Before I started cutting my scraps into usable pieces, I used to keep them all in paper shopping bags. I'd just keep piling them on with each new project and then dread the thought of going through the mangled mess every time I needed a small piece. It took forever to find just the right piece and then I'd have to iron it, etc.
I came across Bonnie Hunter's site, www.quiltville.com a few years ago and fell in love with her philosophy on cutting scraps into usable pieces. The thought of not having to dredge through a pile of small pieces and working miracles to get all the wrinkles out was just sew easy, why didn't I think of that in the first place? Sew, I went out and bought plastic shoe boxes to store all my bits and pieces.
I went through the bags of fabric I had and cut as much as I could before finally pitching the rest because the pieces were too small. Don't even ask me what I was thinking when I decided to hold onto certain pieces. I wasn't even into applique back then!
Now, when I have fabric less than 1/4 yard, I usually try to cut it down into usable pieces. I'll cut squares in various sizes such as 5", 3.5", 2.5", 2" and yes, even 1.5" squares. I'll also cut 2.5" strips and 2" strips. Anything smaller than 1.5" usually gets tossed but if it's a color that can be used for petals or leaves in my applique, I'll stuff it into another plastic bin.
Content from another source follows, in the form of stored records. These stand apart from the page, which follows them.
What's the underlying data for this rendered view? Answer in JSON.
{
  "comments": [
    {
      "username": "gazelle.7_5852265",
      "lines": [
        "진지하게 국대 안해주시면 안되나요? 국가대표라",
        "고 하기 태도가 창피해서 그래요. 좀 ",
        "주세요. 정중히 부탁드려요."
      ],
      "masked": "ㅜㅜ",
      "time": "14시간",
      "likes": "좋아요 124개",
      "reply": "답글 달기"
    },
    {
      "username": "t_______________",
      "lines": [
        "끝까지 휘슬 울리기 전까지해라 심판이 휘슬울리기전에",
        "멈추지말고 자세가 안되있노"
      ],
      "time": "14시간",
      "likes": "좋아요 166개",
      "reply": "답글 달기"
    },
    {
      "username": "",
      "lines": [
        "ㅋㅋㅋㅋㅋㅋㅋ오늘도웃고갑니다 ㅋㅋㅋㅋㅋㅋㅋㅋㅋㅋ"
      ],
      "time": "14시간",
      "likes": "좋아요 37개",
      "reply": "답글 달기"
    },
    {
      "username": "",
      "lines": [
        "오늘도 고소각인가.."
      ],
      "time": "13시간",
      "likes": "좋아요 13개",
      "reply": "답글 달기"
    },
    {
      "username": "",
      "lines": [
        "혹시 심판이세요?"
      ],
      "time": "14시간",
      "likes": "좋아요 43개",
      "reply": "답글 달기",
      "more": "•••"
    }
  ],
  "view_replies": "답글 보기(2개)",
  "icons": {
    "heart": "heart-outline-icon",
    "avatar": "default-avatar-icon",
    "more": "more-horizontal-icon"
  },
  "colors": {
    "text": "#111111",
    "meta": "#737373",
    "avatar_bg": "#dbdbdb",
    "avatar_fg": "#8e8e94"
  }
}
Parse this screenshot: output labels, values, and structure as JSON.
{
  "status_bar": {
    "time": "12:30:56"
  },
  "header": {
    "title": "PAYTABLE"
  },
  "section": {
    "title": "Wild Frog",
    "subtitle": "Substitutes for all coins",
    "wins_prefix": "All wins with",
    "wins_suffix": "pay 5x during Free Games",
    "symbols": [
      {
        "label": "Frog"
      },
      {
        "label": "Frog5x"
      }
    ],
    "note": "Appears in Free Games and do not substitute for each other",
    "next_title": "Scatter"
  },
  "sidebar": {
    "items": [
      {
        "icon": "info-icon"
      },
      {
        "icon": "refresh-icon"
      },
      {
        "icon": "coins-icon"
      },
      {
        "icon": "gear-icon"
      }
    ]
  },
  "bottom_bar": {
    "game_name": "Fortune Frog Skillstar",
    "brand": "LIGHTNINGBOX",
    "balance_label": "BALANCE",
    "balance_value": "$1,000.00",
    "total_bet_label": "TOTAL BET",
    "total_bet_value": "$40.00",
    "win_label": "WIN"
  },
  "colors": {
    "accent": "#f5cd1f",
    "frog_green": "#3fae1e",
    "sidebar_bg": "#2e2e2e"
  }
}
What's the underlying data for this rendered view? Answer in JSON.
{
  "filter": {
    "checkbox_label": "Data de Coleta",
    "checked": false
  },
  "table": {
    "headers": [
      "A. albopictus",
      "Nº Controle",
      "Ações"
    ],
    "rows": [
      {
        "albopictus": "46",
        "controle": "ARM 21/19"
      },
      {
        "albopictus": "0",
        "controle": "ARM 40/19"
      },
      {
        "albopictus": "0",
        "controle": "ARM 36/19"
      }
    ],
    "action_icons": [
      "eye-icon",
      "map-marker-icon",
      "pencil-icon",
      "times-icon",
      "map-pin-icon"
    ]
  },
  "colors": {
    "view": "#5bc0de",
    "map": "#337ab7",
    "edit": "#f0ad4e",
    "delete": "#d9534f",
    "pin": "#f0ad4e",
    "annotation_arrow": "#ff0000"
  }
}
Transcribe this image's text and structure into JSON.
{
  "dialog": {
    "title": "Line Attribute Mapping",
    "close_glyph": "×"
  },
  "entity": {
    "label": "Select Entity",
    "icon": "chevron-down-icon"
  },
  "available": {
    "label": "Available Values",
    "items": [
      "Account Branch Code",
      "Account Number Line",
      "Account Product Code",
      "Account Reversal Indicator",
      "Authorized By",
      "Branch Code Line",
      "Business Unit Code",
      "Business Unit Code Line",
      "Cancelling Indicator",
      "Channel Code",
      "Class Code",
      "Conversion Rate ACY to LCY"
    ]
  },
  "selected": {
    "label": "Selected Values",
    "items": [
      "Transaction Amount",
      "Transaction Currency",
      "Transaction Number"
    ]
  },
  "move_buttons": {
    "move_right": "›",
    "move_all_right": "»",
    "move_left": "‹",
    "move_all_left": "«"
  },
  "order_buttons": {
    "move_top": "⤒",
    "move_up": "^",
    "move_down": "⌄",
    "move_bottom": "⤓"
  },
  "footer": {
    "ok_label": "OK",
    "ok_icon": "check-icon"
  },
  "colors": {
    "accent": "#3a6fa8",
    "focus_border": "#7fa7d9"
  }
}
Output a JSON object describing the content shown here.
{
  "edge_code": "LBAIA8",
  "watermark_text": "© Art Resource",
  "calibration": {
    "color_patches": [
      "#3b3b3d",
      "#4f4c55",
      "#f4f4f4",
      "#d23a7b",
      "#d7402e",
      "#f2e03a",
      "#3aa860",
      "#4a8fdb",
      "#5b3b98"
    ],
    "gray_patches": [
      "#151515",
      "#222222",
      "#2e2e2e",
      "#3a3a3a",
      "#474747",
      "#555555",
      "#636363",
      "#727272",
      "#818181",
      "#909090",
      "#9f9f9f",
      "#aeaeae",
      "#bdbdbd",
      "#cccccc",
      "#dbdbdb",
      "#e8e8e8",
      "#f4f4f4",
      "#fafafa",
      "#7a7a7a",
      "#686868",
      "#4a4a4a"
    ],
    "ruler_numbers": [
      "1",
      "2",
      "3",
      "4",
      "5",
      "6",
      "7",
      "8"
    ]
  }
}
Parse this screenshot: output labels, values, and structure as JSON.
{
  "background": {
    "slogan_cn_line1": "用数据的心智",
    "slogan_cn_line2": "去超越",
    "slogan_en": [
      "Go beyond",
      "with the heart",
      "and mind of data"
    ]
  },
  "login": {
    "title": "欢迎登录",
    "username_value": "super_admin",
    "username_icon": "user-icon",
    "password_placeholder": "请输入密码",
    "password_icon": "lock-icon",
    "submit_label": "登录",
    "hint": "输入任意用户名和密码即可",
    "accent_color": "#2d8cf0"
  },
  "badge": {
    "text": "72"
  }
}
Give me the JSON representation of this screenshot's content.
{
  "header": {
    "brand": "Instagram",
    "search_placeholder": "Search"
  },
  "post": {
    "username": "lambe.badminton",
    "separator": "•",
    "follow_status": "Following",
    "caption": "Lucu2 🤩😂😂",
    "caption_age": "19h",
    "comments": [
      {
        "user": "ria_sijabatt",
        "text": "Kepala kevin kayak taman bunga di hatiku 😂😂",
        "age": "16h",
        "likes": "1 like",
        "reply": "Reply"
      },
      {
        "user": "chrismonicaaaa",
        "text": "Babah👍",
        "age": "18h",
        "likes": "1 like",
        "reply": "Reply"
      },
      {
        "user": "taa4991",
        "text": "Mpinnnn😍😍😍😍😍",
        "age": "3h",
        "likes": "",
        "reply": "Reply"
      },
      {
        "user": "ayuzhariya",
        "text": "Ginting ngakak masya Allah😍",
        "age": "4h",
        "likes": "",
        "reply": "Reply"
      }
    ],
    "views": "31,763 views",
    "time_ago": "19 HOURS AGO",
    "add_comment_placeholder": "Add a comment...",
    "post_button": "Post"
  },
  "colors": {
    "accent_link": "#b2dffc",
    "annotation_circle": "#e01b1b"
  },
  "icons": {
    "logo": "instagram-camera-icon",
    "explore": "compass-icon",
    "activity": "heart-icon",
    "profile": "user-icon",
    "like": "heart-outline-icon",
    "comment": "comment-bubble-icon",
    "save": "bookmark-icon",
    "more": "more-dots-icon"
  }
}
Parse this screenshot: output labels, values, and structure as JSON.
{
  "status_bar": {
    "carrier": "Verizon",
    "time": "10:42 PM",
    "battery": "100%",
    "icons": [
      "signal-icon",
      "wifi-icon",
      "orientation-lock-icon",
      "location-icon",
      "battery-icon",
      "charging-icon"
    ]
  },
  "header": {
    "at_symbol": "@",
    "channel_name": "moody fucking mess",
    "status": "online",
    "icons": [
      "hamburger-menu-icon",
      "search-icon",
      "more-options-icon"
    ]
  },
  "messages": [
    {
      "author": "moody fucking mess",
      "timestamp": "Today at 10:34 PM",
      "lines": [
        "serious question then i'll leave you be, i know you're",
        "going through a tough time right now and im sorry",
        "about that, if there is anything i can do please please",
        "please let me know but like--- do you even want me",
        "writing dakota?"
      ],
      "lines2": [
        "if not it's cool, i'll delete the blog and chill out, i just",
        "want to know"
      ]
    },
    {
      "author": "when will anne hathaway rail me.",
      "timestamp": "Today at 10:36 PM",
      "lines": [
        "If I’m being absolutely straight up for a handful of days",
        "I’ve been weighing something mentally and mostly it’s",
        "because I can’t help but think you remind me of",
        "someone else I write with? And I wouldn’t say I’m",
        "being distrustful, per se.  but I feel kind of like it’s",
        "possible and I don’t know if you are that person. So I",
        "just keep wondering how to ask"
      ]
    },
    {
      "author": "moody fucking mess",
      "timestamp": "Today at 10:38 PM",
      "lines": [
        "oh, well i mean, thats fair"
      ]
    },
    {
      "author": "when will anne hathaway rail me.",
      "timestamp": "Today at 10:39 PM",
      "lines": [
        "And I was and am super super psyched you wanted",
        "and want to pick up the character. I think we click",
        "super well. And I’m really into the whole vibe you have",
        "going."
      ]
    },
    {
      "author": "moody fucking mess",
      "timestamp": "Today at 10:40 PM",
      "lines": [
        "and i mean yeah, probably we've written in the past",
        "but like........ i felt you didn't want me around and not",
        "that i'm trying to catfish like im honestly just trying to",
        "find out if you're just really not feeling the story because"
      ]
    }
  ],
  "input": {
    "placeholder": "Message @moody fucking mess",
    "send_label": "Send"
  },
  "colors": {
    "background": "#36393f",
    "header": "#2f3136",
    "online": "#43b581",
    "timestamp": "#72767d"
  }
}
I've also started cutting 2.5" x 4.5" rectangles. These are great for a scrappy piano key border but they can also be used in blocks. If I have a project that I'm collecting certain colors for, I'll put those into a plastic baggie to keep them separate from the rest cut into that size. I tend to keep my batiks separate from my other fabrics and keep my novelties separate as well. I don't know why, it's not like they don't get along, just my type A personality, I guess!
I've even participated in some online swaps for 5" charms and 2.5" strips. I've really enjoyed participating in these. It's a great way to send off a bunch of strips or charms of the same fabric and getting a wide selection in return. I received a lot of Halloween, Christmas and neutral strips and charms this way. It helps build up the variety of the stash very quickly. In fact, I'm using my Halloween charms to make a quilt out of one of the Nickel Quilt books by Pat Speth.
If you love scraps like I do I highly suggest Bonnie Hunter's book Leaders and Enders. She also has two other books but I only own the one right now. I also highly recommend Pat Speth's books for those of you that like to collect the 5" charm packs. It's amazing what you can do with those little suckers!
Cutting up your scraps into usable pieces isn't for everyone. I have students that will hand over their scraps to me. I've also been known to take them out of the little baskets we have on each table for thread and fabric snippings. New Englanders are known for being resourceful (I prefer resourceful to thrifty) but I hate the thought of usable fabric sitting in a landfill somewhere, especially when fabric costs anywhere from $9 - $12 a yard these days.
OK, I'll get of my sewing box now. I have bindings to sew in order to get my quilts ready for my guild's show next month. Yikes, it's coming up quick!!